Expanding sanctions [against Russia] is in line with the completely destructive position that some officials in Brussels and in European bodies have chosen to maintain the hostile rhetoric towards Russia.
Moscow calls on the European side to search for points of intersection and common ground, which will help the efforts of European countries in a modern world characterized by high competitiveness.
Methods of imposing sanctions should be abandoned because they do not comply with the standards and spirit of international law.
This is a recurring pro-Kremlin disinformation narrative about international sanctions against Russia.
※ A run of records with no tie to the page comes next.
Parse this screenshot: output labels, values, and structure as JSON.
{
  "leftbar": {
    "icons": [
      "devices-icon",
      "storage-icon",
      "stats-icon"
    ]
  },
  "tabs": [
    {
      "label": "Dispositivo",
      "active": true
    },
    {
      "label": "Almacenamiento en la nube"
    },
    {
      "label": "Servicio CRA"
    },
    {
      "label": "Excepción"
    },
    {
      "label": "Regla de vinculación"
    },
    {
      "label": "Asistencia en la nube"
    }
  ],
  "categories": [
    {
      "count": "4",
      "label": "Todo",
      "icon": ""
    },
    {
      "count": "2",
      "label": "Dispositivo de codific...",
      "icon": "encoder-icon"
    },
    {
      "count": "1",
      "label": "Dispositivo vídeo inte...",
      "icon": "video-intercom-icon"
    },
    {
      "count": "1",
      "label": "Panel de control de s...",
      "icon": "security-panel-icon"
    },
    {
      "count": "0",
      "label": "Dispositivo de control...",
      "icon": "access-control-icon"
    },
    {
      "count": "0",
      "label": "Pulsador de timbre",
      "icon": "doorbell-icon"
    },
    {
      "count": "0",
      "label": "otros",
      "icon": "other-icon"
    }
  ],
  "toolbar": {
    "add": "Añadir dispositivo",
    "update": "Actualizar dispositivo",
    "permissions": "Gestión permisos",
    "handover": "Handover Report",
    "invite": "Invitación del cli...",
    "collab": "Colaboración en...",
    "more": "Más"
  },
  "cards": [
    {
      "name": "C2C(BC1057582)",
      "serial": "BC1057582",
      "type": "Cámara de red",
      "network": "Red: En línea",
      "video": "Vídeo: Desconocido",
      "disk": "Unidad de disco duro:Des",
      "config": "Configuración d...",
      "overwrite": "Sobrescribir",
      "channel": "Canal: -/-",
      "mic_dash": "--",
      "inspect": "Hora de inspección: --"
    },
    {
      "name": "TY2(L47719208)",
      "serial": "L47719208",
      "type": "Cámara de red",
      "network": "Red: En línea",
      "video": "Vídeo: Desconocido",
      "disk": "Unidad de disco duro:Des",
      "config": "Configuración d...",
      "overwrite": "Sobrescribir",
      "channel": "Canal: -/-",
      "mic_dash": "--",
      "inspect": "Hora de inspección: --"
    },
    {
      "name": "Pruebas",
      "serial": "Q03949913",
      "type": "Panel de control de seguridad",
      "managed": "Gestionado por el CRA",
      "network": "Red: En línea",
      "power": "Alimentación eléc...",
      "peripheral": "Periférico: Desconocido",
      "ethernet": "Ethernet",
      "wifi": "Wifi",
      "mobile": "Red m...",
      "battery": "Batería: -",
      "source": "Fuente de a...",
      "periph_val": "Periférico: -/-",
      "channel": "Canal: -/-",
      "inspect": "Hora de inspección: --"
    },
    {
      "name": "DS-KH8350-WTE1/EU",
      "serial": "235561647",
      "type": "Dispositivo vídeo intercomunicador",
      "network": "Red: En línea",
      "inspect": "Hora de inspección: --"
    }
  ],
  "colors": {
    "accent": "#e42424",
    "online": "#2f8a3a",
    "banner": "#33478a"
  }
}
The claim was neither critically challenged nor counterbalanced in the article.
The economic sanctions imposed on Russian individuals and entities were fully in line with international law and were a reaction to Russia's illegal annexation of the Crimean Peninsula in 2014. Sanctions were imposed not only by the European Union, but also by the United States, Canada, Japan, Australia, New Zealand, and other European countries outside the EU.
The first EU sanctions against Russia were introduced on 17 March 2014. The first bans and asset freezes against persons involved in actions against Ukraine's territorial integrity followed Russia's illegal annexation of Crimea. Later, in view of Russia's actions destabilising the situation in eastern Ukraine, the EU imposed economic sanctions in July 2014 and reinforced them in September 2014. In March 2015, the European Council linked the duration of those economic restrictions to the complete implementation of the Minsk agreements.
The UN does not recognise the Russian status of the temporarily occupied Crimea. The annexation has been condemned by the UNGA. Moreover, no international body recognises the so-called referendum that led to the annexation of Crimea. A year after the illegal annexation, Russian President Vladimir Putin admitted that the plan to annex Crimea was ordered weeks before the so-called referendum.
The European Union does not recognise Crimea's annexation and continues to condemn it as a violation of international law. EU sanctions continue to be in place against Russia as a consequence of the annexation.